She may only be 17, but Anna Grace Beatty seems to know exactly where she is going in life.
The Birmingham native hit the road with just her songs and a guitar after she graduated high school back in December and she’s being going full throttle ever since.
Beatty will make her Savannah debut on June 28 at 7 p.m. at the Sentient Bean. She’ll be sharing the show with a familiar face, Savannah’s Matt Eckstine, former frontman of the local favorite Americana band, The Accomplices. The evening will feature a combination of folk, rock ‘n’ roll, soul and blues.
Beatty released her first EP, “Burns You Up,” in October 2018, and it features two solo-penned songs along with three songs she co-wrote. Several of her songs, like “Miss Me” and “Ain’t No Man,” have received airplay on her hometown stations.
“My first EP has that Americana sound with Southern influences,” she said. “Matt and I have a very similar sound. But my new EP is very much more pop.”
On July 1, she will launch a Patreon page at annagracebeatty.com where fans can subscribe and get early access to her new content and music videos.
While it’s typical to hear stories about young artists knowing they wanted to be musicians as toddlers, Beatty’s story is a little different. She said she started writing songs about three or four years ago.
“I started piano lessons around age 9 or 10 and did that for a few years and got bored and went off and did sports,” she recalled. “None of that was really my thing until I eventually started playing guitar and very quickly it caught on.
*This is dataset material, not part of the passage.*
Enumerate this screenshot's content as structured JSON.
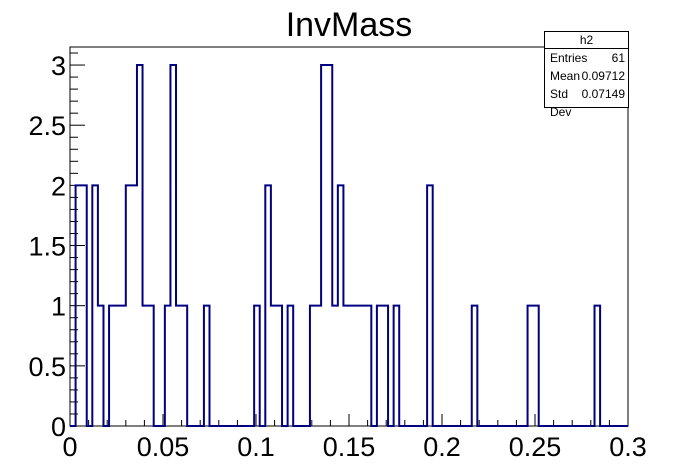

And writing was a great outlet for me to express what I was feeling. Those years are very weird and rough, anyway, so writing helped me a lot.
“And then it all happened kind of quick. I played in church a lot and then did some open mics. We used to have this wonderful listening room in Birmingham, and I played an open mic there — those were my first performances. I even opened a show there a few years ago. It was my first actual show where my name was on the bill.”
Even though she’s still relatively new at music business, Beatty said she’s received a lot of feedback on her music.
“The feedback has been really good,” she said. “It’s a big relief, especially with the first project, but thankfully in Birmingham and all over the southeast, people have been receptive. They pay more attention than you would think, especially to certain songs and especially to my work as a songwriter. I love hearing people’s thoughts on my music; it’s kind of a surreal.”
Tickets are a suggested donation of $5.